Material & Method: A 2D ion chamber array, radiochromic film and gel dosimeter were utilized to provide a dosimetric evaluation of transit phantom and pre-treatment fluence’ EPID back-projected dose distributions for a standard IMRT & VMAT plan. In house 2D and 3D gamma methods compared pass statistics relative to each dosimeter and TPS dose distributions.
Results: Fluence mode and transit EPID dose distributions back-projected onto phantom geometry produced 2D gamma pass rates in excess of 97% relative to other tested detectors and exported TPS dose planes when a 3%, 3mm global gamma criterion was applied.

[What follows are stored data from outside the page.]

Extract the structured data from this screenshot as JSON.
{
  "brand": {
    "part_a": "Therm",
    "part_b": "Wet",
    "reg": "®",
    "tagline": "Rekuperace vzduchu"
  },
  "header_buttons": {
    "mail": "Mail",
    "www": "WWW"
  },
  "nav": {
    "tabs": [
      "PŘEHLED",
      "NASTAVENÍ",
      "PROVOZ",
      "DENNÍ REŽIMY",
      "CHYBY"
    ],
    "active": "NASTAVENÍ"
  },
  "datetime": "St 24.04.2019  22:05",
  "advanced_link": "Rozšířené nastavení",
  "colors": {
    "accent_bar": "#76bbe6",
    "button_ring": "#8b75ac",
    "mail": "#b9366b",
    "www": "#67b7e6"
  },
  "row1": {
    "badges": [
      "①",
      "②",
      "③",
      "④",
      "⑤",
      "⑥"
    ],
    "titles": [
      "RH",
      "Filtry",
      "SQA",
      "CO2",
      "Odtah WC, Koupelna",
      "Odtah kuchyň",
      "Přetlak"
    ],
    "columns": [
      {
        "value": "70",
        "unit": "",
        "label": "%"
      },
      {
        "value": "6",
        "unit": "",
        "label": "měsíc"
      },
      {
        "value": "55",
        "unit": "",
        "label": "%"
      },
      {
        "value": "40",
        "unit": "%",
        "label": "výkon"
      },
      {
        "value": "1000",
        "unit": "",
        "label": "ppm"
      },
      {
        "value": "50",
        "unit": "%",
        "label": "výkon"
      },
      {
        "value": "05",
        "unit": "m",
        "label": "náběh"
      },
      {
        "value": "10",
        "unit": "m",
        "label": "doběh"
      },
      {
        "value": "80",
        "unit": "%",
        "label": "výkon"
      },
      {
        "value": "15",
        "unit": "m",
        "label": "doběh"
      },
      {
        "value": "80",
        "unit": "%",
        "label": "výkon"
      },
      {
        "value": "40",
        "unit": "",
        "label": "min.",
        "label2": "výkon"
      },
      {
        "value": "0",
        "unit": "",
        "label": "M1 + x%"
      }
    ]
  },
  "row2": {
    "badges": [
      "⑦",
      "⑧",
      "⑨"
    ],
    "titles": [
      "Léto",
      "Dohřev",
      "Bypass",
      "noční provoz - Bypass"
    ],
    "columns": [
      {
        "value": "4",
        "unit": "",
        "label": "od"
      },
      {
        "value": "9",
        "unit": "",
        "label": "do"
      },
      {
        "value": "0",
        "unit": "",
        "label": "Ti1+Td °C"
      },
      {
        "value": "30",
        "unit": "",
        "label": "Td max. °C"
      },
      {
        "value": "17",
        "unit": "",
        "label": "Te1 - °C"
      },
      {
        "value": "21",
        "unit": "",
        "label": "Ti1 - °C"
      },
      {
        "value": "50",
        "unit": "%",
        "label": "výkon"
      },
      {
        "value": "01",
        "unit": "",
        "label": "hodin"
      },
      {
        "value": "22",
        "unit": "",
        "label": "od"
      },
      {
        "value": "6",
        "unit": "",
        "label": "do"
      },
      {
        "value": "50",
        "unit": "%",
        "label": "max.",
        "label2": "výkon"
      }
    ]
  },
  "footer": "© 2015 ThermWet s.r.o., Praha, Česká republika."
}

Use of a gel dosimeter within a glass vial allowed comparison of measured 3D dose distributions versus EPID 3D dose and TPS calculated distributions. 3D gamma comparisons between modalities at 3%, 3mm gave pass rates in excess of 92%. Use of fluence mode was indicative of transit results under ideal conditions with slightly reduced dose definition.
Conclusions: 3D EPID back projected dose distributions were validated against detectors in both 2D and 3D. Cross validation of transit dose delivered to a patient is limited due to reasons of practicality and the tests presented are recommended as a guideline for 3D EPID dosimetry commissioning; allowing direct comparison between detector, TPS, fluence and transit modes. The results indicate achievable gamma scores for a complex VMAT plan in a homogenous phantom geometry and contributes to growing experience of 3D EPID dosimetry.